Par Émilie Martinet
Éducatrice à la Petite Enfance
Depuis un certain temps, j’ai l’envie criante de tordre le cou à une idée répandue et j’ai décidé d’utiliser mes prochains textes sur Natis pour y parvenir.
Dans les dernières années, on entend de plus en plus parler de parentalité positive et d’éducation bienveillante. On retrouve même cette vision de l’intervention dans les grandes lignes des programmes éducatifs gouvernementaux dédiés à la petite enfance. Plusieurs opinions en émergent, dont l’idée que parentalité positive, éducation bienveillante et écoute des émotions rime avec laxisme. Et au contraire, que rigidité et autoritarisme rime avec… obéissance.
Mais parentalité positive et éducation bienveillante ne rime pas avec laxisme… Ni avec obéissance !
Elles riment avec fermeté bienveillante, constance, écoute, limites, respect et surtout ; reconnaissance. Reconnaissance de ce petit humain devant nous, qui a droit d’avoir des émotions, des réflexions et une personnalité.
Non, je ne suis pas une éducatrice, ni un parent, à qui l’on obéit au doigt et à l’œil. Et j’en suis fière ! Il arrive qu’un enfant refuse de répondre à une consigne, qu’il se fâche et même, qu’il crie après moi. Oui, vous avez bien lu!!!
Si vous passez par chez moi, mon groupe est généralement assez calme et joyeux. Les crises de frustrations ne fusent pas de toutes parts et les objets ne volent pas dans les airs. Je n’ai pas la tête ébouriffée d’avoir lutté, la face ravagée de fatigue et les yeux exorbités de stress… Le midi, ils nous arrivent même d’avoir des dîners quasi silencieux, ou chacun semble bien calme… Et mange, tout simplement.
Non, je ne suis pas une éducatrice, ni un parent, à qui on obéit au doigt et à l’œil, mais je ne suis pas non plus une éducatrice ou un parent à qui l’on manque de respect ! Voilà, pour moi, ou se situe la limite entre la bienveillance et le laxisme.
Remettons les choses en perspectives. L’heure du dîner n’est pas toujours calme dans mon service de garde, encore moins le soir à la maison, et j’ai parfois très chaud, mais: le cerveau de l’enfant est en construction et RESPECT est tatoué en lettre d’or sur les murs de ma maison.

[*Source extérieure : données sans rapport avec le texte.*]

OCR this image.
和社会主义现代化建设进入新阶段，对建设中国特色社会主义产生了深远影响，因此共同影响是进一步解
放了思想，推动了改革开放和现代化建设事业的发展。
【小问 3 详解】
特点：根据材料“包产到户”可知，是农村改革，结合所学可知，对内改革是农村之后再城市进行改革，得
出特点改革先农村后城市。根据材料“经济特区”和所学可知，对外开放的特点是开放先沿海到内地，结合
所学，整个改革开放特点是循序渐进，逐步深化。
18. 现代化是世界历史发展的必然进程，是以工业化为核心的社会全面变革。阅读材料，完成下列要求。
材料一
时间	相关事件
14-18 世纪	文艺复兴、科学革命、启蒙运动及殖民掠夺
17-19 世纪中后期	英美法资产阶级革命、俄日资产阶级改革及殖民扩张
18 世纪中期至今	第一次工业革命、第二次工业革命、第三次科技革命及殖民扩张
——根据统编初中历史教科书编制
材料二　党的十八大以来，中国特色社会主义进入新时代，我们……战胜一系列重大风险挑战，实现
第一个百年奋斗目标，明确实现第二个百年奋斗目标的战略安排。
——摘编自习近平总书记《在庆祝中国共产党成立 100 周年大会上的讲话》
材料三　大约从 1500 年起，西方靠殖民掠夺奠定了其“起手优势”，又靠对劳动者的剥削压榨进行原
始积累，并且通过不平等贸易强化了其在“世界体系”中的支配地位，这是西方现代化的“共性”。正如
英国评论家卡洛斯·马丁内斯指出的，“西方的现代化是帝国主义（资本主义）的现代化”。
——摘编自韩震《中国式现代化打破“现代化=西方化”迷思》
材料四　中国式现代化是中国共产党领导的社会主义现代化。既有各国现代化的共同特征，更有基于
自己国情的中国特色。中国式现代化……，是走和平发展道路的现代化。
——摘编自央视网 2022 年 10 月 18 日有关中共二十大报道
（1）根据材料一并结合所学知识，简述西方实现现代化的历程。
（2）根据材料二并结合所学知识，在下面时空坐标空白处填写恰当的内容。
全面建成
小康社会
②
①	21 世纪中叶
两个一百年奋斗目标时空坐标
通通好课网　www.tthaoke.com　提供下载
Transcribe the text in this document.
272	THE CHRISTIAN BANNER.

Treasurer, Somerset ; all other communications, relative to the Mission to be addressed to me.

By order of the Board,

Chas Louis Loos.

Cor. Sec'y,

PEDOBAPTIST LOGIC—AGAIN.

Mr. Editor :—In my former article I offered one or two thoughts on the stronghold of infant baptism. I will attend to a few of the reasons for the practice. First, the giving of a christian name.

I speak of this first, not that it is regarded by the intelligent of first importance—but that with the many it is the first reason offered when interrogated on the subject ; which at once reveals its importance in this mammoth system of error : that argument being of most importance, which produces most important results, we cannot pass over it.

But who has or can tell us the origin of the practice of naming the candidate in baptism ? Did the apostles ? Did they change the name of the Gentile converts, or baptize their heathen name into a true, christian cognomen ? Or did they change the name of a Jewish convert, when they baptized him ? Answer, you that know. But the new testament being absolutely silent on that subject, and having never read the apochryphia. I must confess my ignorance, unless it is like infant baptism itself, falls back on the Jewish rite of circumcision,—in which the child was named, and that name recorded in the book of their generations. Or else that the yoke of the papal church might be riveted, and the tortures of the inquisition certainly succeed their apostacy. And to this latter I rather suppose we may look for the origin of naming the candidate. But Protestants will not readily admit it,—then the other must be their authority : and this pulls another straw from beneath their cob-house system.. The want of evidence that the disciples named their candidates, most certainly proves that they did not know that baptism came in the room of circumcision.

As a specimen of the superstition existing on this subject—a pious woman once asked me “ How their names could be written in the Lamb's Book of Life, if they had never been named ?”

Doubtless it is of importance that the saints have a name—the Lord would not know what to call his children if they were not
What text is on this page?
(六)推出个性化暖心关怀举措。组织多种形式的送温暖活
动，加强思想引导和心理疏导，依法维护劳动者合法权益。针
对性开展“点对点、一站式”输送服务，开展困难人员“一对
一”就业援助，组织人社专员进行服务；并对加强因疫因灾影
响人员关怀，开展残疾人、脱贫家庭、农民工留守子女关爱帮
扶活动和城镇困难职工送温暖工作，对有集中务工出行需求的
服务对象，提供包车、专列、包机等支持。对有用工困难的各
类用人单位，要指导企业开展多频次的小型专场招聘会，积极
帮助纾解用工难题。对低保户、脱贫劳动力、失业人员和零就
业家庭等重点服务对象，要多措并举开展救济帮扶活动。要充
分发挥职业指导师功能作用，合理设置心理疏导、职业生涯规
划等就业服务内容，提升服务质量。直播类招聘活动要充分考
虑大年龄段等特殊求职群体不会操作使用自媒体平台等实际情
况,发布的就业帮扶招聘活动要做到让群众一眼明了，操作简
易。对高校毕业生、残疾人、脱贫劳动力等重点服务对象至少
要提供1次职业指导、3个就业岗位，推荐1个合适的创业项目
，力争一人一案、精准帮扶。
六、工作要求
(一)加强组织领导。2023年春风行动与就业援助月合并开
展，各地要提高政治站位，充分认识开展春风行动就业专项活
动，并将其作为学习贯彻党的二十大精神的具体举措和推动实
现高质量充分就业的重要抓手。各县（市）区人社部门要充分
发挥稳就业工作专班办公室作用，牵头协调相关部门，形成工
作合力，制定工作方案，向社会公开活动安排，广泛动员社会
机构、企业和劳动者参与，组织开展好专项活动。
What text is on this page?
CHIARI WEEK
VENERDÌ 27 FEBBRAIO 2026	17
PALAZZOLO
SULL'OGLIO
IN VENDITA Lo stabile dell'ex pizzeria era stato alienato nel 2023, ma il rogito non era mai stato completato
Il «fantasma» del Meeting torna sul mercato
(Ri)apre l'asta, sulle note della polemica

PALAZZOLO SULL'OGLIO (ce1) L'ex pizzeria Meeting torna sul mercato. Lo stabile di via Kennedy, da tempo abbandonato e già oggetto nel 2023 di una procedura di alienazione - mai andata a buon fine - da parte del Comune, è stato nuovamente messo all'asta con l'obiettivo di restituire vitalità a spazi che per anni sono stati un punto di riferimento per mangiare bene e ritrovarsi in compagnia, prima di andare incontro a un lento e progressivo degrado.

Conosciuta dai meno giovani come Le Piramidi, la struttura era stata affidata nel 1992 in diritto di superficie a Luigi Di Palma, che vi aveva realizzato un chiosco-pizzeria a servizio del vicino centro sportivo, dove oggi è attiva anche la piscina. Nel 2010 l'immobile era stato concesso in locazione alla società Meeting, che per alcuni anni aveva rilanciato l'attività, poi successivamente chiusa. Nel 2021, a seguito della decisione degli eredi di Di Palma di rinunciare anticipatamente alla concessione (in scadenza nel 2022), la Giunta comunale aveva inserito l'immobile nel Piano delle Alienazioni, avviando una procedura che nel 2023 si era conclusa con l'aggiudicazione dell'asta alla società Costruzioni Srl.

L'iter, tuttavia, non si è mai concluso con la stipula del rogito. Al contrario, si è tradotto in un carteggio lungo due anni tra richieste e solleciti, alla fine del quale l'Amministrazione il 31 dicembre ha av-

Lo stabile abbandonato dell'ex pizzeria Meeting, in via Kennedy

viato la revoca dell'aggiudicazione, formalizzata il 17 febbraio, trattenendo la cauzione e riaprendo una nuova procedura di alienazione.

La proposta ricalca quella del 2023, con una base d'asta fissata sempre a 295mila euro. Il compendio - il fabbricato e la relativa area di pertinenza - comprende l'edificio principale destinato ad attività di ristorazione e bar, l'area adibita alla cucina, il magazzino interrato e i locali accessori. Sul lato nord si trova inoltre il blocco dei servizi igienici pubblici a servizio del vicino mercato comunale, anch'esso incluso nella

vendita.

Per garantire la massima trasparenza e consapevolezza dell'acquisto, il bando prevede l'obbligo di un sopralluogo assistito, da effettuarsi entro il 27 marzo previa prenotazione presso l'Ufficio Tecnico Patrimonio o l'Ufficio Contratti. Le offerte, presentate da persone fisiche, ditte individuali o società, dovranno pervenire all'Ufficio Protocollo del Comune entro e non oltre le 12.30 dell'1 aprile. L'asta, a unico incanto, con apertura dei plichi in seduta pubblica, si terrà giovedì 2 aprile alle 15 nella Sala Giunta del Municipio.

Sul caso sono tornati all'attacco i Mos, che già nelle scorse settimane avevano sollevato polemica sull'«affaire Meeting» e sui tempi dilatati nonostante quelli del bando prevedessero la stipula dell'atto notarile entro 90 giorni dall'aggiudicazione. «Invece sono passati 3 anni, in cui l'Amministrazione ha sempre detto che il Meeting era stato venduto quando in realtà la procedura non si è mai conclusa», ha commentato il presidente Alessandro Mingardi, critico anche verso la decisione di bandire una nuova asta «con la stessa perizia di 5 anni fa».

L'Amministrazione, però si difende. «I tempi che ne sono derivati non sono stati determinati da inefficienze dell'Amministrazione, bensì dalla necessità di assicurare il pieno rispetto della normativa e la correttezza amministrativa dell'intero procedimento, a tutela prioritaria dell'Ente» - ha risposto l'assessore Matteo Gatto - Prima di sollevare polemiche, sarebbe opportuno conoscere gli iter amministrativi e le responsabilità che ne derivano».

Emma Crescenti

Ce n’est pas moi qui l’invente, les neurosciences l’expliquent avec les dernières recherches ; le cerveau du tout-petit est immature, et cette immaturité explique beaucoup de comportements chez celui-ci… Comportements que l’on a tendance à percevoir comme de l’opposition et de l’agressivité. En fait, notre petit de deux, trois et quatre ans, évolues avec des parties de son cerveau encore en formation, dont la partie frontale. Cette partie où se trouve le siège du raisonnement, de l’impulsivité et de la résolution de problème.
Évident non ? Eh bien non, pas tant, et pas pour tout le monde.
Alors amies éducatrices, parents, grands-parents, et alouette, rien ne sert de capoter! Ti-Pit ne vous défi pas, il ne sait simplement pas comment réagir face à multiples émotions qui l’envahisse et son cerveau ne peut pas encore parvenir à réagir de façon adéquate.
La parentalité positive et l’éducation bienveillante se base sur ces connaissances pour poser les assises de leurs interventions.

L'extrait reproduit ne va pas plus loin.